On Sep 9, 2015, at 8:25 AM, Arun Shrestha 
> wrote:


Hello MATPOWER Community,

I am trying to understand how various constraint types can affect OPF 
convergence. Are some constraints easy to satisfy than others? Is there a way 
to figure out the effect of constraints type (in terms of total number of 
loadflow iteration or convergence time)  on OPF convergence?

For Example:
Let's assume a small power system with four generating stations. The solution 
of an unconstrained OPF is shown below:

Gen Active Power: P1gen_0, P2gen_0, P3gen_0, P4gen_0
Gen Reactive Power: Q1gen_0, Q2gen_0, Q3gen_0, Q4gen_0
Gen voltage Magnitude:  V1gen_0, V2gen_0, V3gen_0, V4gen_0
Gen Voltage Angle: TH1gen_0, TH2gen_0, TH3gen_0, TH4gen_0

Next I add a user defined constraints as shown below, one at a time.

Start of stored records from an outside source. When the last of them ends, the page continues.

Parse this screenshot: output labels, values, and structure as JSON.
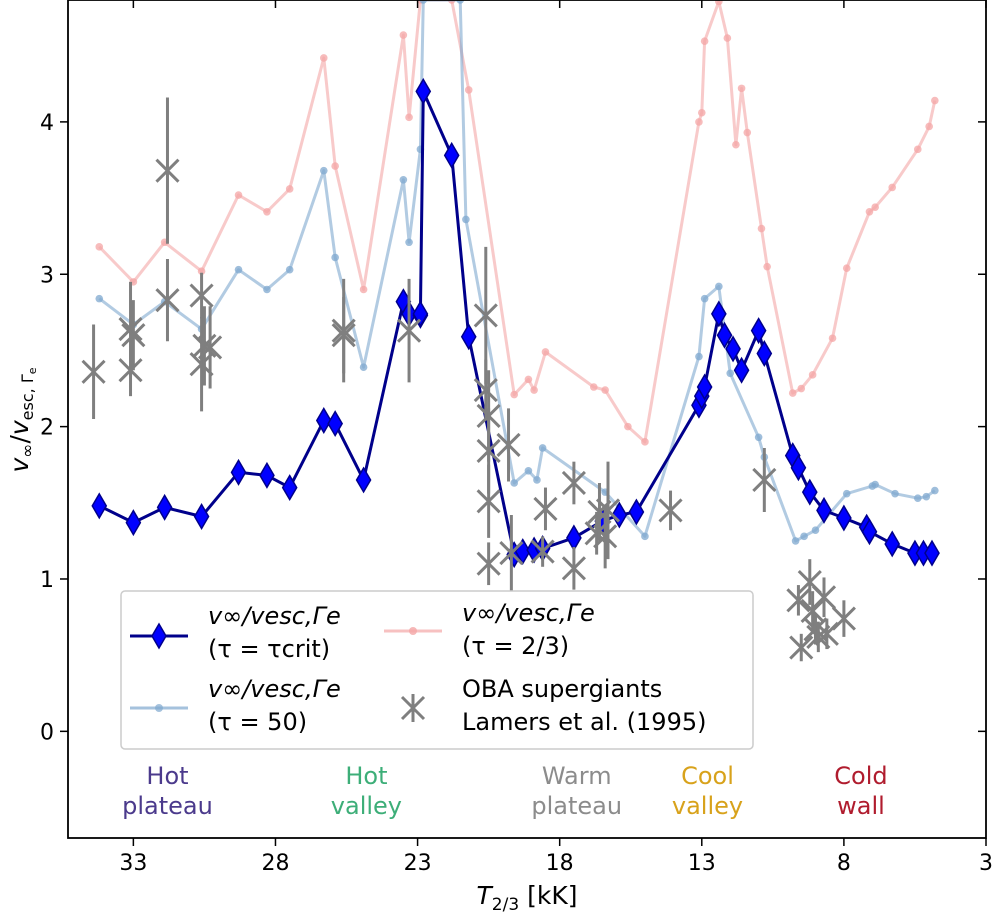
{
  "chart_data": {
    "type": "line",
    "xlabel": "T_{2/3} [kK]",
    "ylabel": "v∞/vesc,Γe",
    "xlim": [
      35.3,
      3
    ],
    "ylim": [
      -0.7,
      4.8
    ],
    "x_inverted": true,
    "x_ticks": [
      "33",
      "28",
      "23",
      "18",
      "13",
      "8",
      "3"
    ],
    "y_ticks": [
      "0",
      "1",
      "2",
      "3",
      "4"
    ],
    "legend_position": "lower-left",
    "series": [
      {
        "name": "v∞/vesc,Γe (τ = τcrit)",
        "color": "#0000cc",
        "points": [
          [
            34.2,
            1.48
          ],
          [
            33.0,
            1.37
          ],
          [
            31.9,
            1.47
          ],
          [
            30.6,
            1.41
          ],
          [
            29.3,
            1.7
          ],
          [
            28.3,
            1.68
          ],
          [
            27.5,
            1.6
          ],
          [
            26.3,
            2.04
          ],
          [
            25.9,
            2.02
          ],
          [
            24.9,
            1.65
          ],
          [
            23.5,
            2.82
          ],
          [
            23.3,
            2.74
          ],
          [
            22.9,
            2.73
          ],
          [
            22.9,
            2.74
          ],
          [
            22.8,
            4.2
          ],
          [
            21.8,
            3.78
          ],
          [
            21.2,
            2.59
          ],
          [
            19.6,
            1.16
          ],
          [
            19.3,
            1.18
          ],
          [
            18.9,
            1.19
          ],
          [
            18.6,
            1.2
          ],
          [
            17.5,
            1.27
          ],
          [
            16.5,
            1.38
          ],
          [
            15.9,
            1.42
          ],
          [
            15.3,
            1.44
          ],
          [
            13.1,
            2.14
          ],
          [
            13.0,
            2.2
          ],
          [
            12.9,
            2.26
          ],
          [
            12.4,
            2.74
          ],
          [
            12.2,
            2.6
          ],
          [
            11.9,
            2.51
          ],
          [
            11.6,
            2.37
          ],
          [
            11.0,
            2.63
          ],
          [
            10.8,
            2.48
          ],
          [
            9.8,
            1.81
          ],
          [
            9.6,
            1.73
          ],
          [
            9.2,
            1.57
          ],
          [
            8.7,
            1.45
          ],
          [
            8.0,
            1.4
          ],
          [
            7.2,
            1.34
          ],
          [
            7.1,
            1.31
          ],
          [
            6.3,
            1.23
          ],
          [
            5.5,
            1.17
          ],
          [
            5.2,
            1.17
          ],
          [
            4.9,
            1.17
          ]
        ]
      },
      {
        "name": "v∞/vesc,Γe (τ = 50)",
        "color": "#7fa8cf",
        "points": [
          [
            34.2,
            2.84
          ],
          [
            33.0,
            2.67
          ],
          [
            31.9,
            2.82
          ],
          [
            30.6,
            2.64
          ],
          [
            29.3,
            3.03
          ],
          [
            28.3,
            2.9
          ],
          [
            27.5,
            3.03
          ],
          [
            26.3,
            3.68
          ],
          [
            25.9,
            3.11
          ],
          [
            24.9,
            2.39
          ],
          [
            23.5,
            3.62
          ],
          [
            23.3,
            3.21
          ],
          [
            22.9,
            3.82
          ],
          [
            22.8,
            4.8
          ],
          [
            21.5,
            4.8
          ],
          [
            21.3,
            3.36
          ],
          [
            19.6,
            1.63
          ],
          [
            19.1,
            1.71
          ],
          [
            18.8,
            1.65
          ],
          [
            18.6,
            1.86
          ],
          [
            16.4,
            1.57
          ],
          [
            15.0,
            1.28
          ],
          [
            13.1,
            2.46
          ],
          [
            12.9,
            2.84
          ],
          [
            12.4,
            2.92
          ],
          [
            12.0,
            2.35
          ],
          [
            11.0,
            1.93
          ],
          [
            10.8,
            1.8
          ],
          [
            9.7,
            1.25
          ],
          [
            9.4,
            1.28
          ],
          [
            9.0,
            1.32
          ],
          [
            7.9,
            1.56
          ],
          [
            7.0,
            1.61
          ],
          [
            6.9,
            1.62
          ],
          [
            6.2,
            1.56
          ],
          [
            5.4,
            1.53
          ],
          [
            5.1,
            1.54
          ],
          [
            4.8,
            1.58
          ]
        ]
      },
      {
        "name": "v∞/vesc,Γe (τ = 2/3)",
        "color": "#f4a6a6",
        "points": [
          [
            34.2,
            3.18
          ],
          [
            33.0,
            2.95
          ],
          [
            31.9,
            3.21
          ],
          [
            30.6,
            3.02
          ],
          [
            29.3,
            3.52
          ],
          [
            28.3,
            3.41
          ],
          [
            27.5,
            3.56
          ],
          [
            26.3,
            4.42
          ],
          [
            25.9,
            3.71
          ],
          [
            24.9,
            2.9
          ],
          [
            23.5,
            4.57
          ],
          [
            23.3,
            4.03
          ],
          [
            22.9,
            4.8
          ],
          [
            21.8,
            4.8
          ],
          [
            21.2,
            4.21
          ],
          [
            19.6,
            2.21
          ],
          [
            19.1,
            2.31
          ],
          [
            18.9,
            2.24
          ],
          [
            18.5,
            2.49
          ],
          [
            16.8,
            2.26
          ],
          [
            16.4,
            2.24
          ],
          [
            15.6,
            2.0
          ],
          [
            15.0,
            1.9
          ],
          [
            13.1,
            4.0
          ],
          [
            13.0,
            4.06
          ],
          [
            12.9,
            4.53
          ],
          [
            12.4,
            4.79
          ],
          [
            12.1,
            4.55
          ],
          [
            11.8,
            3.85
          ],
          [
            11.6,
            4.22
          ],
          [
            11.4,
            3.93
          ],
          [
            10.9,
            3.3
          ],
          [
            10.7,
            3.05
          ],
          [
            9.8,
            2.22
          ],
          [
            9.5,
            2.25
          ],
          [
            9.1,
            2.34
          ],
          [
            8.4,
            2.58
          ],
          [
            7.9,
            3.04
          ],
          [
            7.1,
            3.41
          ],
          [
            6.9,
            3.44
          ],
          [
            6.3,
            3.57
          ],
          [
            5.4,
            3.82
          ],
          [
            5.0,
            3.97
          ],
          [
            4.8,
            4.14
          ]
        ]
      }
    ],
    "observations": {
      "name": "OBA supergiants Lamers et al. (1995)",
      "color": "#7f7f7f",
      "points": [
        [
          34.4,
          2.36,
          0.31
        ],
        [
          33.1,
          2.37,
          0.17
        ],
        [
          33.1,
          2.64,
          0.31
        ],
        [
          33.0,
          2.6,
          0.23
        ],
        [
          31.8,
          3.68,
          0.48
        ],
        [
          31.8,
          2.83,
          0.27
        ],
        [
          30.6,
          2.86,
          0.15
        ],
        [
          30.6,
          2.41,
          0.31
        ],
        [
          30.5,
          2.53,
          0.26
        ],
        [
          30.3,
          2.52,
          0.27
        ],
        [
          25.6,
          2.63,
          0.34
        ],
        [
          25.6,
          2.6,
          0.25
        ],
        [
          23.3,
          2.63,
          0.34
        ],
        [
          20.6,
          2.73,
          0.45
        ],
        [
          20.6,
          2.24,
          0.2
        ],
        [
          20.5,
          2.07,
          0.3
        ],
        [
          20.5,
          1.84,
          0.28
        ],
        [
          20.5,
          1.51,
          0.24
        ],
        [
          20.5,
          1.1,
          0.14
        ],
        [
          19.8,
          1.88,
          0.24
        ],
        [
          19.7,
          1.17,
          0.25
        ],
        [
          18.5,
          1.46,
          0.14
        ],
        [
          18.6,
          1.18,
          0.1
        ],
        [
          17.5,
          1.63,
          0.14
        ],
        [
          17.5,
          1.07,
          0.14
        ],
        [
          16.7,
          1.3,
          0.14
        ],
        [
          16.6,
          1.44,
          0.19
        ],
        [
          16.3,
          1.45,
          0.32
        ],
        [
          16.4,
          1.28,
          0.21
        ],
        [
          14.1,
          1.45,
          0.13
        ],
        [
          10.8,
          1.65,
          0.21
        ],
        [
          9.6,
          0.86,
          0.1
        ],
        [
          9.5,
          0.55,
          0.09
        ],
        [
          9.2,
          0.98,
          0.15
        ],
        [
          9.1,
          0.79,
          0.13
        ],
        [
          9.0,
          0.67,
          0.1
        ],
        [
          8.9,
          0.62,
          0.1
        ],
        [
          8.7,
          0.88,
          0.13
        ],
        [
          8.6,
          0.64,
          0.1
        ],
        [
          8.0,
          0.74,
          0.12
        ]
      ]
    },
    "regions": [
      {
        "label": "Hot\nplateau",
        "x": 31.8,
        "color": "#4b3a8c"
      },
      {
        "label": "Hot\nvalley",
        "x": 24.8,
        "color": "#3dae78"
      },
      {
        "label": "Warm\nplateau",
        "x": 17.4,
        "color": "#8c8c8c"
      },
      {
        "label": "Cool\nvalley",
        "x": 12.8,
        "color": "#d8a21b"
      },
      {
        "label": "Cold\nwall",
        "x": 7.4,
        "color": "#b01c2e"
      }
    ],
    "legend": {
      "entry1_line1": "v∞/vesc,Γe",
      "entry1_line2": "(τ = τcrit)",
      "entry2_line1": "v∞/vesc,Γe",
      "entry2_line2": "(τ = 50)",
      "entry3_line1": "v∞/vesc,Γe",
      "entry3_line2": "(τ = 2/3)",
      "entry4_line1": "OBA supergiants",
      "entry4_line2": "Lamers et al. (1995)"
    }
  }
}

Constraint #1: P1gen + P2gen <= P_const OR
Constraint #2: Q1gen + Q2gen <= Q_constOR
Constraint #3: V1gen + V2gen <= V_const  OR
Constraint #4: TH1gen + TH2gen <= TH_const

I would like to know which constraint (out of 4) will result in the fastest OPF 
convergence.

Since runopf function uses Newton Method (by default), I think P and Q 
constraints will converge faster than V and TH constraints (based on how power 
flow is solved). Is there any mathematical derivation which shows the effect of 
the constraints on OPF convergence? Or the OPF convergence solely depends upon 
the power system model/cost function used?

Any help on this topic is highly appreciated.

Thank you,
Arun